Reactions of sulfur dioxide on calcium carbonate single crystal and particle surfaces at the adsorbed water carbonate interface

Abstract

Sulfur dioxide reactions with calcium carbonate interfaces at 296 K in the presence and absence of adsorbed water result in the formation of adsorbed sulfite and sulfate. The extent of reaction is significantly enhanced, approximately five- to ten-fold for particulate and single crystal CaCO₃ (calcite), respectively, in the presence of adsorbed water between 30 and 85% RH. Atomic force microscopy following the reaction shows that adsorbed water facilitates surface reactivity by enhancing the mobility of surface ions, giving rise to the formation of nanometer sized product crystallites approximately 1 nm in height. Simultaneous with the formation of these crystallites is pitting and etching of the underlying substrate, which occurs preferentially in the vicinity of monoatomic surface steps. In the absence of water, there is little pitting and no evidence for the formation of crystallites.

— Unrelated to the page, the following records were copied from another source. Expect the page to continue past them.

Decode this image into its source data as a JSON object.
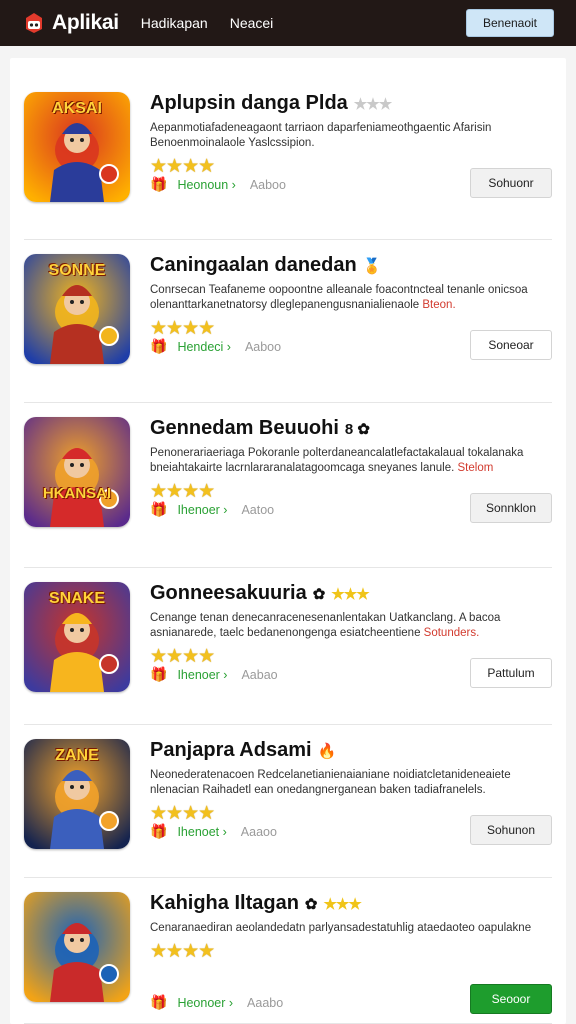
{
  "header": {
    "brand": "Aplikai",
    "nav": [
      "Hadikapan",
      "Neacei"
    ],
    "button": "Benenaoit"
  },
  "apps": [
    {
      "title": "Aplupsin danga Plda",
      "desc": "Aepanmotiafadeneagaont tarriaon daparfeniameothgaentic Afarisin Benoenmoinalaole Yaslcssipion.",
      "desc_hl": "",
      "rating": 4,
      "badge": "",
      "title_stars": "★★★",
      "meta_label": "Heonoun",
      "meta_grey": "Aaboo",
      "button": "Sohuonr",
      "button_style": "grey",
      "icon_text": "AKSAI",
      "icon_colors": [
        "#ffb000",
        "#d9361f",
        "#2a3c9a"
      ]
    },
    {
      "title": "Caningaalan danedan",
      "desc": "Conrsecan Teafaneme oopoontne alleanale foacontncteal tenanle onicsoa olenanttarkanetnatorsy dleglepanengusnanialienaole",
      "desc_hl": "Bteon.",
      "rating": 4,
      "badge": "🏅",
      "title_stars": "",
      "meta_label": "Hendeci",
      "meta_grey": "Aaboo",
      "button": "Soneoar",
      "button_style": "white",
      "icon_text": "SONNE",
      "icon_colors": [
        "#1f3ea8",
        "#f2b51d",
        "#b53021"
      ]
    },
    {
      "title": "Gennedam Beuuohi",
      "desc": "Penonerariaeriaga Pokoranle polterdaneancalatlefactakalaual tokalanaka bneiahtakairte lacrnlararanalatagoomcaga sneyanes lanule.",
      "desc_hl": "Stelom",
      "rating": 4,
      "badge": "8 ✿",
      "title_stars": "",
      "meta_label": "Ihenoer",
      "meta_grey": "Aatoo",
      "button": "Sonnklon",
      "button_style": "grey",
      "icon_text": "HKANSAI",
      "icon_colors": [
        "#5a2a8c",
        "#f0a12a",
        "#d52a2a"
      ]
    },
    {
      "title": "Gonneesakuuria",
      "desc": "Cenange tenan denecanracenesenanlentakan Uatkanclang. A bacoa asnianarede, taelc bedanenongenga esiatcheentiene",
      "desc_hl": "Sotunders.",
      "rating": 4,
      "badge": "✿",
      "title_stars": "★★★",
      "meta_label": "Ihenoer",
      "meta_grey": "Aabao",
      "button": "Pattulum",
      "button_style": "white",
      "icon_text": "SNAKE",
      "icon_colors": [
        "#3d3a9e",
        "#c7352a",
        "#f7b51e"
      ]
    },
    {
      "title": "Panjapra Adsami",
      "desc": "Neonederatenacoen Redcelanetianienaianiane noidiatcletanideneaiete nlenacian Raihadetl ean onedangnerganean baken tadiafranelels.",
      "desc_hl": "",
      "rating": 4,
      "badge": "🔥",
      "title_stars": "",
      "meta_label": "Ihenoet",
      "meta_grey": "Aaaoo",
      "button": "Sohunon",
      "button_style": "grey",
      "icon_text": "ZANE",
      "icon_colors": [
        "#14234f",
        "#f2a22a",
        "#3b5fbd"
      ]
    },
    {
      "title": "Kahigha Iltagan",
      "desc": "Cenaranaediran aeolandedatn parlyansadestatuhlig ataedaoteo oapulakne",
      "desc_hl": "",
      "rating": 4,
      "badge": "✿",
      "title_stars": "★★★",
      "meta_label": "Heonoer",
      "meta_grey": "Aaabo",
      "button": "Seooor",
      "button_style": "green",
      "icon_text": "",
      "icon_colors": [
        "#f2a316",
        "#1d63b7",
        "#c92a2a"
      ]
    }
  ]
}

X-Ray photoelectron core and valence band spectra confirm the presence of two sulfur adsorbed species, SO²⁻ ₃ and SO²⁻ ₄, with nearly equal amounts of SO²⁻ ₃ and SO²⁻ ₄ in the absence of adsorbed water and approximately five times more SO²⁻ ₃ relative to SO²⁻ ₄ in the presence of adsorbed water. From these data, it is proposed that the nanometer-sized crystallites are composed primarily of CaSO₃.